MAKASSAR, iNews.id – Sepanjang 2021, Kejaksaan Tinggi Sulawesi Selatan menyelesaikan 24 perkara lewat pendekatan mediasi secara kekeluargaan atau restorative justice.
Pendekatan ini mengikuti amanat dari Jaksa Agung ST Burhanuddin. Hal itu disampaikan Kepala Seksi Penerangan dan Hukum (Kasi Penkum) Kejati Sulsel, Idil.
"Sepanjang tahun 2021 itu ada sebanyak 24 kasus pidana tertentu yang masuk klasifikasi restorative justice, kami laksanakan penyelesaiannya," kata Idil.
Menurut Idil, restorative justice ini menjadi terobosan hukum yang telah mendapatkan apresiasi dari banyak kalangan, baik praktisi, akademisi dan politisi dan masyarakat.
Lewat restorative justice, penyelesaian perkara tindak pidana yang yang tadinya berfokus pada pemidanaan, diganti menjadi proses dialog dan mediasi.

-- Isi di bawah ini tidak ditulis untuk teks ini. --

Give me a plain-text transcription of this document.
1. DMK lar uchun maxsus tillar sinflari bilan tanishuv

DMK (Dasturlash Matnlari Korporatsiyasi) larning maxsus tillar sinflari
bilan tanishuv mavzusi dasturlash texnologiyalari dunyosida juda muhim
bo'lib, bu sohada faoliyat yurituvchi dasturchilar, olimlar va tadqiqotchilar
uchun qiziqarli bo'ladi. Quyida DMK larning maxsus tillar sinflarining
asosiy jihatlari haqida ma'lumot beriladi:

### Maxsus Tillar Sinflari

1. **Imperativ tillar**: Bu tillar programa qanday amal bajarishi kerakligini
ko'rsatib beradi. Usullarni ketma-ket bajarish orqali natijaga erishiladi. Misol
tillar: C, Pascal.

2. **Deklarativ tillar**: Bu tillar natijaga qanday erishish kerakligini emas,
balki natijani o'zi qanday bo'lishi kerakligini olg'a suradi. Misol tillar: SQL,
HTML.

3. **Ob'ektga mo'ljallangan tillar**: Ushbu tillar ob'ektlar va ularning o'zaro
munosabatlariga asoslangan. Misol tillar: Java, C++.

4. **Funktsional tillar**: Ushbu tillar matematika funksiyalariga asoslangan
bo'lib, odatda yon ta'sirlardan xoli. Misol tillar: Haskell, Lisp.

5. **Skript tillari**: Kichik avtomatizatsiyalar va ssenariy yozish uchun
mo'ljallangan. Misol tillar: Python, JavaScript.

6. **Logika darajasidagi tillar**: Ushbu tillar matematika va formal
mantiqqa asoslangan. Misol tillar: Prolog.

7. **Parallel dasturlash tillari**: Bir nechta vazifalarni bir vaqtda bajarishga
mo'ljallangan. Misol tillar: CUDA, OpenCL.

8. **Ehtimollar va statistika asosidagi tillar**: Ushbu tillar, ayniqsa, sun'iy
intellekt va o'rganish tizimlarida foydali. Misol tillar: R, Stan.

Mediasi melibatkan pelaku, korban, keluarga pelaku/korban, dan pihak lain yang terkait. Dengan mediasi, semua bersama-sama menciptakan kesepakatan atas penyelesaian perkara pidana yang adil dan seimbang bagi korban maupun pelaku.
Pendekatan ini juga mengedepankan pemulihan kembali pada keadaan semula, dan mengembalikan pola hubungan baik dalam masyarakat.
Salah satu pemulihan kepada korban yang menderita akibat kejahatan adalah dengan memberikan ganti rugi kepada korban atau perdamaian. Pelaku juga terikat dengan kesepakatan-kesepakatan lainnya.
"Selain itu hukum yang adil di dalam keadilan restoratif tentunya tidak berat sebelah, tidak memihak, tidak sewenang-wenang dan hanya berpihak pada kebenaran sesuai aturan perundang-undangan yang berlaku serta mempertimbangkan kesetaraan hak kompensasi dan keseimbangan dalam setiap aspek kehidupan," ujar Idil.
Menurut Idil, sejauh ini di Kejaksaan Tinggi Sulsel ada beberapa perkara khususnya pidana ringan yang diselesaikan secara restorative justice. Mayoritas adalah perkara kekerasan dalam rumah tangga atau KDRT.
"Yang mendominasi dari penerapan restorative justice di Kejati Sulsel adalah perkara 351 KUHP penganiayaan dan KDRT," kata Idil.
Penerapan keadilan restoratif disebut tidak dilakukan sembarangan. Pendekatan ini harus memenuhi kriteria termasuk di antaranya hanya dilakukan untuk perkara dengan ancaman pidana di bawah 5 tahun.